Início Amazonas Implurb continua com operações de impacto para desobstrução de logradouros públicos
Amazonas

Implurb continua com operações de impacto para desobstrução de logradouros públicos

Envie
Envie


 

Fiscais do Instituto Municipal de Ordem Social e Planejamento Urbano participaram de duas operações conjuntas com a Secretaria de Meio Ambiente e Secretaria de Produção e Abastecimento com foco em desobstrução de logradouro público, uma postura que é campeã de reclamações e atendimento no órgão.

Na ação com a Semmas, realizada no bairro Nova Cidade, foram feitas demolições e apreensões de diversas bancas e barracas fixas e móveis em passeio público e em área de risco. Os comerciantes informais invadiram uma área verde da cidade e foram denunciados dia 3 de maio.

Na ação na Feira Municipal do Parque 10, no conjunto Castelo Branco, os fiscais não identificaram, em torno do mercado, obstruções impedindo a passagem de pedestres e de pessoas com necessidades especiais.

Só no mês de maio, o Implurb realizou 172 notificações referentes à obstrução de logradouros públicos e aplicou 10 autos de infração em alguns casos. O recorde de reclamações foi registrado em abril, quando 192 pessoas entraram em contato com o órgão para exercer seu papel de cidadão e de fiscal de Manaus, zelando pelo patrimônio de todos.

Em ações de fiscalização na rua, a Gerência de Postura já realizou 14 grandes operações de impacto, aplicando 118 notificações, envolvendo desde casos como o da ocupação irregular de uma parada de ônibus em frente ao Parque do Idoso, cujo proprietário estava construindo no local e fez a demolição voluntária, após embargo; até desocupação de calçadas por revendedoras de veículos, que faziam exposição de carros na Cachoeirinha, Praça 14, Parque 10 e Aleixo.
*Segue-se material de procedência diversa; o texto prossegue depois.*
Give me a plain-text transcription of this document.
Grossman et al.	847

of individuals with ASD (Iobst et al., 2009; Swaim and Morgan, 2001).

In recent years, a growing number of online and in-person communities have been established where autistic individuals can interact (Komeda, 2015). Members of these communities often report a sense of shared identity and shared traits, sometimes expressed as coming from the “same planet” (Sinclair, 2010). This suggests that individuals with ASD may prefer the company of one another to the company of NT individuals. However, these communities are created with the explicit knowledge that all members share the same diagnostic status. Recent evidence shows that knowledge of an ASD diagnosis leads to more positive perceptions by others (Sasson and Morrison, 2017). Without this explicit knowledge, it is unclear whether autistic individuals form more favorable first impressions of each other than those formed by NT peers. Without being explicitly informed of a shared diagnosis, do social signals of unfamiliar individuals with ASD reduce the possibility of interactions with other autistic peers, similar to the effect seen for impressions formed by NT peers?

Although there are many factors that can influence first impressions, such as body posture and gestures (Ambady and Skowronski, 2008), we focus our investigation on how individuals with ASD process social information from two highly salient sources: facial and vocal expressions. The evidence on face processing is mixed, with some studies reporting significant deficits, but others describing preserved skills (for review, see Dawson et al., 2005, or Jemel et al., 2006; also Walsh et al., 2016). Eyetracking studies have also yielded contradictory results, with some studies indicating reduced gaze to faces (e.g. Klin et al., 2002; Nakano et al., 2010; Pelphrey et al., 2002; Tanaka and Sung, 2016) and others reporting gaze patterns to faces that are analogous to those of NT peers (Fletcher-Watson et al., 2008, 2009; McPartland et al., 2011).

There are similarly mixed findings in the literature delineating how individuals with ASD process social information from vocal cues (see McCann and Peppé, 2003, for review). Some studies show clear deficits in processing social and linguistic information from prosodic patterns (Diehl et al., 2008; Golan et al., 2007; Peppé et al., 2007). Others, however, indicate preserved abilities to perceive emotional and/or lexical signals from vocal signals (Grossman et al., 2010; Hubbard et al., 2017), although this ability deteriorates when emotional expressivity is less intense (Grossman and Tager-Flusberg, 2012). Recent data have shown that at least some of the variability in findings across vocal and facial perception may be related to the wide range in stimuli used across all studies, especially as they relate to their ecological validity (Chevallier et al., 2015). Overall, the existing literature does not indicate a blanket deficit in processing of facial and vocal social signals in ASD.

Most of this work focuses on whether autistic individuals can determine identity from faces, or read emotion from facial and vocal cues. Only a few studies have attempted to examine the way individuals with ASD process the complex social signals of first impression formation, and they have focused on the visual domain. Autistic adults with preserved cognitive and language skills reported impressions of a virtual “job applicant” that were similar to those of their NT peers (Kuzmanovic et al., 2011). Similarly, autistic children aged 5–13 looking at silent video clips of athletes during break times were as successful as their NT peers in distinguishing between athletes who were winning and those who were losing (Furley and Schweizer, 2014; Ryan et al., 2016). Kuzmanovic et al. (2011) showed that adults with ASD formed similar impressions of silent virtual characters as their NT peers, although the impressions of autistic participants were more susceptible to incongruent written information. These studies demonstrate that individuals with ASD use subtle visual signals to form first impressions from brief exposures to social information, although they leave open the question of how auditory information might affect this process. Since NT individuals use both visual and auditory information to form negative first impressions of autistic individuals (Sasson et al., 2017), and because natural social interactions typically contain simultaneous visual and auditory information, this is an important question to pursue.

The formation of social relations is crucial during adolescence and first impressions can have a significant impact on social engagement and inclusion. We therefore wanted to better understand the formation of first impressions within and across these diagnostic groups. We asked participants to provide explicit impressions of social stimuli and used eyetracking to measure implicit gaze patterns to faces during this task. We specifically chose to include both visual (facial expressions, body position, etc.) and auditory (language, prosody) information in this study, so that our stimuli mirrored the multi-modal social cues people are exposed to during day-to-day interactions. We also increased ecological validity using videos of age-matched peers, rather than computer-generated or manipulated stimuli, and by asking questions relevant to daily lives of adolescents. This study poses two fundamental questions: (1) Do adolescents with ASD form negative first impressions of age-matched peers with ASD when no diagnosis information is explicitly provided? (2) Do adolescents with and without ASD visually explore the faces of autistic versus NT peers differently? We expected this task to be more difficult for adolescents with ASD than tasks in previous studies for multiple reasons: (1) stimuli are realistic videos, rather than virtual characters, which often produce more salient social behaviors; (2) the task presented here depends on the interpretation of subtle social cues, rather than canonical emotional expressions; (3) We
Uma das mais polêmicas intervenções para resolver a ocupação do passeio público na cidade ocorreu na avenida Carvalho Leal, Cachoeirinha, em abril, quando o Implurb, depois de várias notificações e autos, faria uma demolição administrativa de uma lanchonete construída na calçada, que acabou não acontecendo porque o proprietário pediu prazo de mais 48 horas para a retirada dos equipamentos e a mudança dos móveis. O ponto funciona há 8 anos no local, na frente de uma propriedade do qual não tem autorização para uso da frente. No prazo concedido pela Prefeitura, o dono entrou na Justiça e conseguiu uma liminar, estando no lugar até hoje, ilegalmente. A Sempab também indeferiu o pedido dele para regularizar o empreendimento porque não atende as exigências-padrão para barracas ambulantes.

Quem obstrui passeio público pode estar sujeito a multas, que variam de R$ 101 a R$ 608, cujo valor pode ser maior conforme o prejuízo causado e se existir recorrência ou descumprimento.